All entities have a responsibility to ensure their infrastructure facilitates equitable and sustained ease of use for both data depositors and users, is interoperable and prioritizes collective reuse of data. To take action:
- Researchers should engage with research infrastructure and repositories to ensure their data comply with FAIR and CARE principles and that data are responsibly developed, used and cited.
- Research infrastructure providers, especially repositories, can be key partners for researchers in making their data FAIR and CARE-compliant. They should ensure that metadata capture is robust and standardized, including adherence to disciplinary standards and the use of persistent identifiers.
- Publishers and Journals should require data, as defined broadly in the beginning of this statement, be archived in federated, recognized and domain-specific repositories.

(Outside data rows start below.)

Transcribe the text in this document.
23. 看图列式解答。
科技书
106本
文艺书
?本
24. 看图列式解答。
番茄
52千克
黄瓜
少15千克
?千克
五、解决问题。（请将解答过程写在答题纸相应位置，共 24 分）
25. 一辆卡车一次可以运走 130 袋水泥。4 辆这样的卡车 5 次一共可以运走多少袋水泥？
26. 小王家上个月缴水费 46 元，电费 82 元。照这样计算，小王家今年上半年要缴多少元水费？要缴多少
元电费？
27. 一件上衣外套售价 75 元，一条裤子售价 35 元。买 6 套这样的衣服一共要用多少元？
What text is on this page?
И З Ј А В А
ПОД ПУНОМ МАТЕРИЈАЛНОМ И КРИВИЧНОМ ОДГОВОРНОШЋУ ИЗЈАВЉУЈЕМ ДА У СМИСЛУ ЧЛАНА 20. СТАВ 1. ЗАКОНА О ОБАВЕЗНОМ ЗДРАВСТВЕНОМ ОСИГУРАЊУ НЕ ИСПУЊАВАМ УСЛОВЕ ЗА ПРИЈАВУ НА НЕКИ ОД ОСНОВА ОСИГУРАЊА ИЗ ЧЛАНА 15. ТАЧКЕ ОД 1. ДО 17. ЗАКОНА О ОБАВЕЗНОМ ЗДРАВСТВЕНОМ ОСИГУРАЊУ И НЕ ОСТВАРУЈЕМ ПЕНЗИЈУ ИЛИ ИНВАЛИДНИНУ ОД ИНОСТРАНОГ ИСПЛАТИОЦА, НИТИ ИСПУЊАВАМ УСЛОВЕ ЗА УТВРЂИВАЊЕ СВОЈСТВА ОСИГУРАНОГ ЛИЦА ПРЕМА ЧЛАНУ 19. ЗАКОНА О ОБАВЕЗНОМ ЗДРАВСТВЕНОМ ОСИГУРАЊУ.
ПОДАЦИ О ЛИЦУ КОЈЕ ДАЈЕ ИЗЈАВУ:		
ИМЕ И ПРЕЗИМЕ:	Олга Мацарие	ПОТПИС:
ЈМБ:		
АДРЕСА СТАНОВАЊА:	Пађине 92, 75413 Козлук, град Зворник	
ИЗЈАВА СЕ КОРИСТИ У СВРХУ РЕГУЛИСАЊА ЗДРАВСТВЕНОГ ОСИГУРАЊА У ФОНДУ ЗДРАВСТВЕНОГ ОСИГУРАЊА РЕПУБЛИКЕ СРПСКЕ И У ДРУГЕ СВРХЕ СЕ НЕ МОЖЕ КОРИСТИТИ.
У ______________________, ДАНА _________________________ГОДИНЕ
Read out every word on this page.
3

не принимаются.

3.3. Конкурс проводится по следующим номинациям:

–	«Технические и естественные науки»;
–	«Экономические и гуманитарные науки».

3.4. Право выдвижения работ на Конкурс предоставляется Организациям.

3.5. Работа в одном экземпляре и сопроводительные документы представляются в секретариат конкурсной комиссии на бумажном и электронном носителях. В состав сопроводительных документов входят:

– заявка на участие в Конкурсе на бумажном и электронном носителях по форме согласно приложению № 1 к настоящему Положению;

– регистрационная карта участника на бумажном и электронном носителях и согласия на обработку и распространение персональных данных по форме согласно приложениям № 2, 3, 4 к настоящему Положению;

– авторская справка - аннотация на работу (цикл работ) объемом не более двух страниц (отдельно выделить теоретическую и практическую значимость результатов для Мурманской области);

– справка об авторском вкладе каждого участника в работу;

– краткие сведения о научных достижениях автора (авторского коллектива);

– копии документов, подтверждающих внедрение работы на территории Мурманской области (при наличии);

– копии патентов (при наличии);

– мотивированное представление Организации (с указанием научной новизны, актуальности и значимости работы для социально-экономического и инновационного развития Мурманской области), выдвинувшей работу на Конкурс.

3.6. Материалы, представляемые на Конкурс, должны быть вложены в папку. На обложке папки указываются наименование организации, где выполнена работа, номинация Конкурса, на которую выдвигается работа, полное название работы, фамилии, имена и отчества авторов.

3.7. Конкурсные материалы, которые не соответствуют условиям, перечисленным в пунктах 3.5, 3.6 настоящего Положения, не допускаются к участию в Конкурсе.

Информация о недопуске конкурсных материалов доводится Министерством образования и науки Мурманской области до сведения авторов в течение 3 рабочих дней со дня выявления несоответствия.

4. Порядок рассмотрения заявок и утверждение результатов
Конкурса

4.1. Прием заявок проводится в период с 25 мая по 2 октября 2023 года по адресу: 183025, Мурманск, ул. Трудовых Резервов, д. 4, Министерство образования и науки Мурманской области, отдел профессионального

The data should be properly cited and made available upon publication while mitigating concerns of privacy, national security and Indigenous Data Sovereignty.
- Institutions should recognize, reward and incentivize the work associated with responsible data stewardship and support persistent funding of research infrastructure.
- Funders should require the inclusion of responsible, FAIR and CARE-compliant data sharing in all funding agreements, with consequences for non-compliance and direct persistent funding to research infrastructure commensurate with the central roles it plays in achieving the vision outlined in this statement.
Statement adopted by the American Geophysical Union 29 May 1997; Reaffirmed May 2001, May 2005, May 2006; Revised and Reaffirmed May 2009, February 2012, September 2015; November 2019; September 2024.